Ursprung und Behandlung der Krankheiten – Causa et Curae
Band II der Werksausgabe Hildegard von Bingen
Die Neuübersetzung von Ortrun Riha aus dem Lateinischen – eine Kurzbesprechung
Die Medizinhistorikerin Ortrun Riha hat es ihren Lesern mit der Neuübersetzung des zweiten Heilkundebuches der Hildegard von Bingen wieder einmal einfach gemacht. Den historischen Text hat sie nicht nur sprachlich neu umgesetzt, Quellen abgeglichen, Abweichungen aufgezeigt. Ihre Gliederung des Textes gibt dem Leser Orientierung. Das trägt maßgeblich zum Verständnis des relativ schwierigen und komplexen Textes bei. Viele Stellen erfordern Nachlesen und Vergleichen mit früheren und nachfolgenden Passagen, um den Sinn und den Zusammenhang nachvollziehen zu können. Das liegt nicht an der vorzüglichen Übersetzungsarbeit. Vielmehr ist das dem Originaltext geschuldet. Zu einem hatte man vor rund 900 Jahren ein etwas anderes Gliederungsverständnis für Fachbücher. Zum anderen hatte Hildegard von Bingen das Buch nicht für die breite Masse geschrieben, sondern sie wandte sich mit ihren Schriften an das Fachpublikum der damaligen Zeit. Wie Ortrun Riha in einem vortrefflich erläuternden und erklärenden Vorwort schildert, hatte Hildegard von Bingen ihren ganz persönlichen Diktierstil, den die Schreiber des Buches wohl gemäß ihrer Auftraggeberin umsetzten.

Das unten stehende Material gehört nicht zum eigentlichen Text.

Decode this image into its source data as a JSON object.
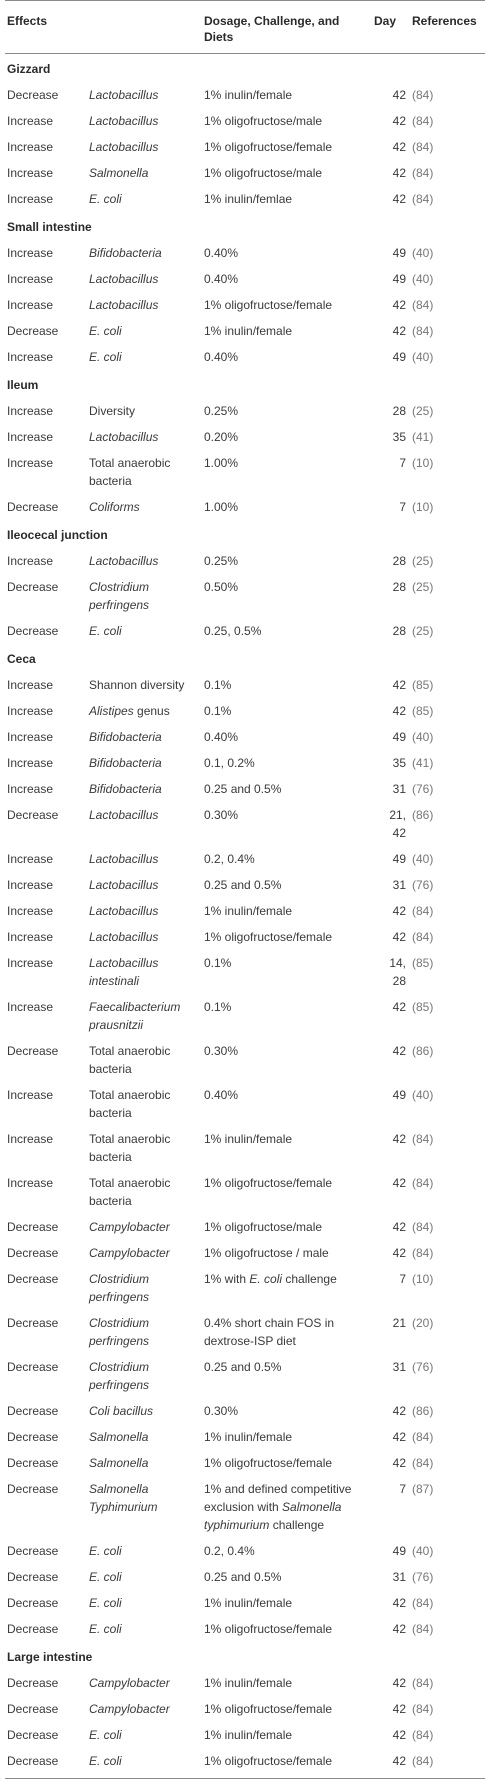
{
  "headers": {
    "effects": "Effects",
    "dosage": "Dosage, Challenge, and Diets",
    "day": "Day",
    "references": "References"
  },
  "sections": [
    {
      "title": "Gizzard",
      "rows": [
        {
          "effect": "Decrease",
          "organism": "Lactobacillus",
          "italic": true,
          "dosage": "1% inulin/female",
          "day": "42",
          "ref": "(84)"
        },
        {
          "effect": "Increase",
          "organism": "Lactobacillus",
          "italic": true,
          "dosage": "1% oligofructose/male",
          "day": "42",
          "ref": "(84)"
        },
        {
          "effect": "Increase",
          "organism": "Lactobacillus",
          "italic": true,
          "dosage": "1% oligofructose/female",
          "day": "42",
          "ref": "(84)"
        },
        {
          "effect": "Increase",
          "organism": "Salmonella",
          "italic": true,
          "dosage": "1% oligofructose/male",
          "day": "42",
          "ref": "(84)"
        },
        {
          "effect": "Increase",
          "organism": "E. coli",
          "italic": true,
          "dosage": "1% inulin/femlae",
          "day": "42",
          "ref": "(84)"
        }
      ]
    },
    {
      "title": "Small intestine",
      "rows": [
        {
          "effect": "Increase",
          "organism": "Bifidobacteria",
          "italic": true,
          "dosage": "0.40%",
          "day": "49",
          "ref": "(40)"
        },
        {
          "effect": "Increase",
          "organism": "Lactobacillus",
          "italic": true,
          "dosage": "0.40%",
          "day": "49",
          "ref": "(40)"
        },
        {
          "effect": "Increase",
          "organism": "Lactobacillus",
          "italic": true,
          "dosage": "1% oligofructose/female",
          "day": "42",
          "ref": "(84)"
        },
        {
          "effect": "Decrease",
          "organism": "E. coli",
          "italic": true,
          "dosage": "1% inulin/female",
          "day": "42",
          "ref": "(84)"
        },
        {
          "effect": "Increase",
          "organism": "E. coli",
          "italic": true,
          "dosage": "0.40%",
          "day": "49",
          "ref": "(40)"
        }
      ]
    },
    {
      "title": "Ileum",
      "rows": [
        {
          "effect": "Increase",
          "organism": "Diversity",
          "italic": false,
          "dosage": "0.25%",
          "day": "28",
          "ref": "(25)"
        },
        {
          "effect": "Increase",
          "organism": "Lactobacillus",
          "italic": true,
          "dosage": "0.20%",
          "day": "35",
          "ref": "(41)"
        },
        {
          "effect": "Increase",
          "organism": "Total anaerobic bacteria",
          "italic": false,
          "dosage": "1.00%",
          "day": "7",
          "ref": "(10)"
        },
        {
          "effect": "Decrease",
          "organism": "Coliforms",
          "italic": true,
          "dosage": "1.00%",
          "day": "7",
          "ref": "(10)"
        }
      ]
    },
    {
      "title": "Ileocecal junction",
      "rows": [
        {
          "effect": "Increase",
          "organism": "Lactobacillus",
          "italic": true,
          "dosage": "0.25%",
          "day": "28",
          "ref": "(25)"
        },
        {
          "effect": "Decrease",
          "organism": "Clostridium perfringens",
          "italic": true,
          "dosage": "0.50%",
          "day": "28",
          "ref": "(25)"
        },
        {
          "effect": "Decrease",
          "organism": "E. coli",
          "italic": true,
          "dosage": "0.25, 0.5%",
          "day": "28",
          "ref": "(25)"
        }
      ]
    },
    {
      "title": "Ceca",
      "rows": [
        {
          "effect": "Increase",
          "organism": "Shannon diversity",
          "italic": false,
          "dosage": "0.1%",
          "day": "42",
          "ref": "(85)"
        },
        {
          "effect": "Increase",
          "organism": "Alistipes",
          "organism_suffix": " genus",
          "italic": true,
          "dosage": "0.1%",
          "day": "42",
          "ref": "(85)"
        },
        {
          "effect": "Increase",
          "organism": "Bifidobacteria",
          "italic": true,
          "dosage": "0.40%",
          "day": "49",
          "ref": "(40)"
        },
        {
          "effect": "Increase",
          "organism": "Bifidobacteria",
          "italic": true,
          "dosage": "0.1, 0.2%",
          "day": "35",
          "ref": "(41)"
        },
        {
          "effect": "Increase",
          "organism": "Bifidobacteria",
          "italic": true,
          "dosage": "0.25 and 0.5%",
          "day": "31",
          "ref": "(76)"
        },
        {
          "effect": "Decrease",
          "organism": "Lactobacillus",
          "italic": true,
          "dosage": "0.30%",
          "day": "21, 42",
          "ref": "(86)"
        },
        {
          "effect": "Increase",
          "organism": "Lactobacillus",
          "italic": true,
          "dosage": "0.2, 0.4%",
          "day": "49",
          "ref": "(40)"
        },
        {
          "effect": "Increase",
          "organism": "Lactobacillus",
          "italic": true,
          "dosage": "0.25 and 0.5%",
          "day": "31",
          "ref": "(76)"
        },
        {
          "effect": "Increase",
          "organism": "Lactobacillus",
          "italic": true,
          "dosage": "1% inulin/female",
          "day": "42",
          "ref": "(84)"
        },
        {
          "effect": "Increase",
          "organism": "Lactobacillus",
          "italic": true,
          "dosage": "1% oligofructose/female",
          "day": "42",
          "ref": "(84)"
        },
        {
          "effect": "Increase",
          "organism": "Lactobacillus intestinali",
          "italic": true,
          "dosage": "0.1%",
          "day": "14, 28",
          "ref": "(85)"
        },
        {
          "effect": "Increase",
          "organism": "Faecalibacterium prausnitzii",
          "italic": true,
          "dosage": "0.1%",
          "day": "42",
          "ref": "(85)"
        },
        {
          "effect": "Decrease",
          "organism": "Total anaerobic bacteria",
          "italic": false,
          "dosage": "0.30%",
          "day": "42",
          "ref": "(86)"
        },
        {
          "effect": "Increase",
          "organism": "Total anaerobic bacteria",
          "italic": false,
          "dosage": "0.40%",
          "day": "49",
          "ref": "(40)"
        },
        {
          "effect": "Increase",
          "organism": "Total anaerobic bacteria",
          "italic": false,
          "dosage": "1% inulin/female",
          "day": "42",
          "ref": "(84)"
        },
        {
          "effect": "Increase",
          "organism": "Total anaerobic bacteria",
          "italic": false,
          "dosage": "1% oligofructose/female",
          "day": "42",
          "ref": "(84)"
        },
        {
          "effect": "Decrease",
          "organism": "Campylobacter",
          "italic": true,
          "dosage": "1% oligofructose/male",
          "day": "42",
          "ref": "(84)"
        },
        {
          "effect": "Decrease",
          "organism": "Campylobacter",
          "italic": true,
          "dosage": "1% oligofructose / male",
          "day": "42",
          "ref": "(84)"
        },
        {
          "effect": "Decrease",
          "organism": "Clostridium perfringens",
          "italic": true,
          "dosage": "1% with ",
          "dosage_italic": "E. coli",
          "dosage_suffix": " challenge",
          "day": "7",
          "ref": "(10)"
        },
        {
          "effect": "Decrease",
          "organism": "Clostridium perfringens",
          "italic": true,
          "dosage": "0.4% short chain FOS in dextrose-ISP diet",
          "day": "21",
          "ref": "(20)"
        },
        {
          "effect": "Decrease",
          "organism": "Clostridium perfringens",
          "italic": true,
          "dosage": "0.25 and 0.5%",
          "day": "31",
          "ref": "(76)"
        },
        {
          "effect": "Decrease",
          "organism": "Coli bacillus",
          "italic": true,
          "dosage": "0.30%",
          "day": "42",
          "ref": "(86)"
        },
        {
          "effect": "Decrease",
          "organism": "Salmonella",
          "italic": true,
          "dosage": "1% inulin/female",
          "day": "42",
          "ref": "(84)"
        },
        {
          "effect": "Decrease",
          "organism": "Salmonella",
          "italic": true,
          "dosage": "1% oligofructose/female",
          "day": "42",
          "ref": "(84)"
        },
        {
          "effect": "Decrease",
          "organism": "Salmonella Typhimurium",
          "italic": true,
          "dosage": "1% and defined competitive exclusion with ",
          "dosage_italic": "Salmonella typhimurium",
          "dosage_suffix": " challenge",
          "day": "7",
          "ref": "(87)"
        },
        {
          "effect": "Decrease",
          "organism": "E. coli",
          "italic": true,
          "dosage": "0.2, 0.4%",
          "day": "49",
          "ref": "(40)"
        },
        {
          "effect": "Decrease",
          "organism": "E. coli",
          "italic": true,
          "dosage": "0.25 and 0.5%",
          "day": "31",
          "ref": "(76)"
        },
        {
          "effect": "Decrease",
          "organism": "E. coli",
          "italic": true,
          "dosage": "1% inulin/female",
          "day": "42",
          "ref": "(84)"
        },
        {
          "effect": "Decrease",
          "organism": "E. coli",
          "italic": true,
          "dosage": "1% oligofructose/female",
          "day": "42",
          "ref": "(84)"
        }
      ]
    },
    {
      "title": "Large intestine",
      "rows": [
        {
          "effect": "Decrease",
          "organism": "Campylobacter",
          "italic": true,
          "dosage": "1% inulin/female",
          "day": "42",
          "ref": "(84)"
        },
        {
          "effect": "Decrease",
          "organism": "Campylobacter",
          "italic": true,
          "dosage": "1% oligofructose/female",
          "day": "42",
          "ref": "(84)"
        },
        {
          "effect": "Decrease",
          "organism": "E. coli",
          "italic": true,
          "dosage": "1% inulin/female",
          "day": "42",
          "ref": "(84)"
        },
        {
          "effect": "Decrease",
          "organism": "E. coli",
          "italic": true,
          "dosage": "1% oligofructose/female",
          "day": "42",
          "ref": "(84)"
        }
      ]
    }
  ]
}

Dem Leser sei geraten, sich durch das ganze Buch von vorne nach hinten durch zu arbeiten. Vielen scheint der zweite hintere Teil mit den Rezepten und Prognosen der interessanteste. Ein solches Vorgehen würde aber die Heilkunst der Hildegard konterkarieren. Ihr Ansatz des Heilens basierte auf Ganzheitlichkeit. Beim Auslassen unterläuft der Leser der Gefahr, heitere bis zuweilen komische Stellen zu überblättern. Erstaunen und Erheiterung lösen beispielsweise ihre Beschreibungen der männlichen Sexualität und der Physiologie der Geschlechtsorgane aus. Die detaillierten und kenntnisreichen Schilderungen einer Nonne und späteren Äbtissin des Benediktinerinnenordens sind delikat genug, um Verwunderung auszulösen und Fragen aufzuwerfen.
Das Buch eröffnet zudem einen Zugang zur Humorallehre, der Lehre über die körperfunktionssteuernden Säfte. Hildegard hatte auch hierbei das bekannte Modell adaptiert und mit eigenen Erklärungsansätzen ergänzt. Für den Leser ist das eine klare Dokumentation über das vollkommen unterentwickelte Wissen im Mittelalter zu Fragen der Physiologie und Anatomie. Da drängen sich Fragen nach dem Warum und Wieso auf? Wenn Menschen seit Jahrtausenden sich gegenseitig massakrierten, töteten, bei Kampf und Folter Körperteile abtrennten und aufschlitzten – ihre Körper wurden auf jede erdenkliche Art und Weise malträtiert – und dennoch die Kenntnisse über den innere Aufbau und die Organfunktionen noch Jahrhunderte verborgen blieben.
Abweichend von den seit der Antike vier definierten menschlichen Temperamenten beschreibt Hildegard 14 Charaktertypologien und verbindet diese mit aus deren Verhalten resultierenden wahrscheinlichen gesundheitlichen Risiken. Hier setzt sie einen historischen Vorgriff auf die Psychosomatik, und beschreibt wie aus ihrer Sicht menschliches Denken das Verhalten beeinflusst. Einen ausgeglichenen Gemütszustand sieht sie vordergründig für ein gelingendes Leben und für den Erhalt der Gesundheit. Damit verbindet sie unmittelbar, das in unseren Tagen hochaktuelle Thema, einer gesunden Ernährung, ausreichendem Schlaf und körperlicher Betätigung, wobei sie damit ganz konkret Arbeit meint – einer gesunden Lebensweise.
Wie alles, was die Heilige aus Bingen bewerkstelligte, so ist auch dieses Buch Ausdruck ihrer tief verwurzelten Spiritualität. So setzt sie stets ihre Beschreibungen in den Bezug zur Heiligen Schrift. Wer ihre anderen Bücher kennt, wird immer wieder Rückschlüsse, Gedankenschleifen und Parallelen erkennen.
Gedankt sei an dieser Stelle den Benediktinerinnen der Abtei St. Hildegard in Eibingen für ihr Engagement bei der Herausgabe dieser wertvollen Übersetzungsarbeit.